Heritage pigs in America date back to domesticated pigs that were brought over from Europe during the colonial era. Some of the imported pigs escaped and became wild.
Every year, five chefs in each touring city are given a heritage breed and are challenged to create six different dishes out of a whole pig. The winner from each city goes on to the final competition, to be held in 2017 in Chicago. In New York City, there will be a tasting event featuring dishes from chefs Nicole Gajadhar (Saxon & Parole), Ryan Bartlow (Quality Eats), Greg Baxtrom (Olmsted), Aaron Hoskins (City Grit), and Chris Szyjka (Chefs Club by Food & Wine). There will also be a special multicourse dinner at Saxon & Parole, showcasing food cultures and agricultural champions.

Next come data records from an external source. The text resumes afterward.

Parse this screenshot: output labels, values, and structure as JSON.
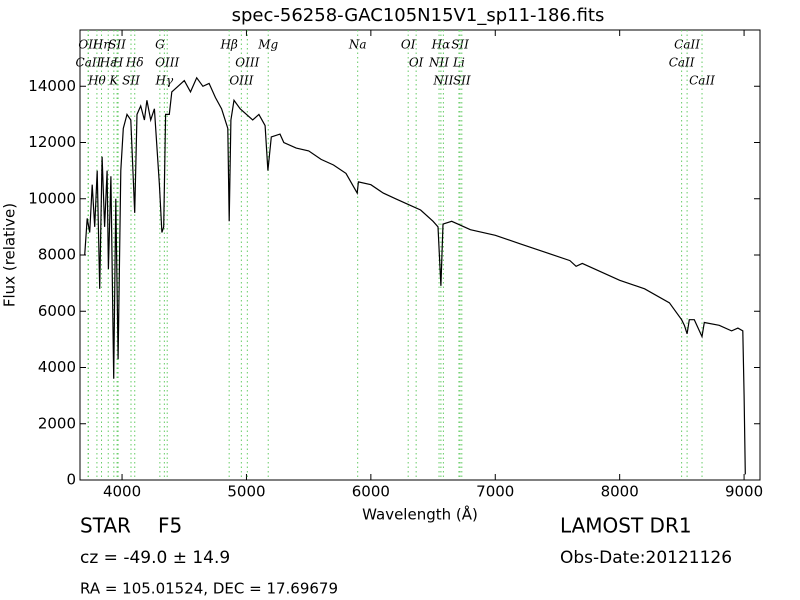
{
  "chart_data": {
    "type": "line",
    "title": "spec-56258-GAC105N15V1_sp11-186.fits",
    "x_label": "Wavelength (Å)",
    "y_label": "Flux (relative)",
    "xlim": [
      3662,
      9128
    ],
    "ylim": [
      0,
      16000
    ],
    "xticks": [
      4000,
      5000,
      6000,
      7000,
      8000,
      9000
    ],
    "yticks": [
      0,
      2000,
      4000,
      6000,
      8000,
      10000,
      12000,
      14000
    ],
    "series": [
      {
        "color": "#000000",
        "x": [
          3700,
          3720,
          3740,
          3760,
          3780,
          3800,
          3820,
          3840,
          3860,
          3880,
          3890,
          3910,
          3933,
          3950,
          3968,
          3990,
          4010,
          4040,
          4070,
          4102,
          4120,
          4150,
          4180,
          4200,
          4230,
          4260,
          4300,
          4320,
          4335,
          4350,
          4380,
          4400,
          4450,
          4500,
          4550,
          4600,
          4650,
          4700,
          4750,
          4800,
          4850,
          4861,
          4875,
          4900,
          4950,
          5000,
          5050,
          5100,
          5150,
          5172,
          5200,
          5270,
          5300,
          5400,
          5500,
          5600,
          5700,
          5800,
          5890,
          5900,
          6000,
          6100,
          6200,
          6300,
          6400,
          6500,
          6540,
          6563,
          6580,
          6650,
          6800,
          7000,
          7200,
          7400,
          7600,
          7650,
          7700,
          8000,
          8200,
          8400,
          8498,
          8520,
          8542,
          8560,
          8600,
          8662,
          8680,
          8800,
          8900,
          8950,
          8990,
          9000,
          9010
        ],
        "values": [
          8000,
          9300,
          8800,
          10500,
          9000,
          11000,
          6800,
          11500,
          9000,
          11000,
          7500,
          10800,
          3600,
          10000,
          4300,
          11000,
          12500,
          13000,
          12800,
          9500,
          13000,
          13300,
          12800,
          13500,
          12800,
          13200,
          10500,
          8800,
          9000,
          13000,
          13000,
          13800,
          14000,
          14200,
          13800,
          14300,
          14000,
          14100,
          13600,
          13200,
          12500,
          9200,
          12800,
          13500,
          13200,
          13000,
          12800,
          13000,
          12600,
          11000,
          12200,
          12300,
          12000,
          11800,
          11700,
          11400,
          11200,
          10900,
          10200,
          10600,
          10500,
          10200,
          10000,
          9800,
          9600,
          9200,
          9000,
          6900,
          9100,
          9200,
          8900,
          8700,
          8400,
          8100,
          7800,
          7600,
          7700,
          7100,
          6800,
          6300,
          5700,
          5500,
          5200,
          5700,
          5700,
          5100,
          5600,
          5500,
          5300,
          5400,
          5300,
          3000,
          200
        ]
      }
    ],
    "spectral_lines": [
      {
        "name": "OII",
        "wavelength": 3727
      },
      {
        "name": "CaII",
        "wavelength": 3730
      },
      {
        "name": "Hθ",
        "wavelength": 3798
      },
      {
        "name": "Hη",
        "wavelength": 3835
      },
      {
        "name": "Hε",
        "wavelength": 3889
      },
      {
        "name": "K",
        "wavelength": 3934
      },
      {
        "name": "SII",
        "wavelength": 3960
      },
      {
        "name": "H",
        "wavelength": 3968
      },
      {
        "name": "Hδ",
        "wavelength": 4102
      },
      {
        "name": "SII",
        "wavelength": 4072
      },
      {
        "name": "G",
        "wavelength": 4304
      },
      {
        "name": "OIII",
        "wavelength": 4363
      },
      {
        "name": "Hγ",
        "wavelength": 4340
      },
      {
        "name": "Hβ",
        "wavelength": 4861
      },
      {
        "name": "OIII",
        "wavelength": 5007
      },
      {
        "name": "OIII",
        "wavelength": 4959
      },
      {
        "name": "Mg",
        "wavelength": 5175
      },
      {
        "name": "Na",
        "wavelength": 5894
      },
      {
        "name": "OI",
        "wavelength": 6300
      },
      {
        "name": "OI",
        "wavelength": 6364
      },
      {
        "name": "Hα",
        "wavelength": 6563
      },
      {
        "name": "NII",
        "wavelength": 6548
      },
      {
        "name": "NII",
        "wavelength": 6583
      },
      {
        "name": "SII",
        "wavelength": 6717
      },
      {
        "name": "Li",
        "wavelength": 6708
      },
      {
        "name": "SII",
        "wavelength": 6731
      },
      {
        "name": "CaII",
        "wavelength": 8542
      },
      {
        "name": "CaII",
        "wavelength": 8498
      },
      {
        "name": "CaII",
        "wavelength": 8662
      }
    ]
  },
  "footer": {
    "class": "STAR",
    "subclass": "F5",
    "redshift": "cz = -49.0 ± 14.9",
    "coords": "RA = 105.01524, DEC = 17.69679",
    "survey": "LAMOST DR1",
    "obs_date": "Obs-Date:20121126"
  }
}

There’s also a sommelier face-off for the best pork and wine pairing; a pop-up bakery with breads from La Brea Bakery; a station featuring artisanal cheeses; a tiki bar; and a cocktail bar featuring angostura bitters (for both food pairings and cooking).
Proceeds from the event go to the Piggy Bank, a charity founded by Lowe that provides farmers struck by natural disasters with free heritage pigs and business plans. In 2017, the charity also hopes to launch its own farm in Missouri to raise heritage pigs. Attendees can donate to the cause. $125 to $400 per person.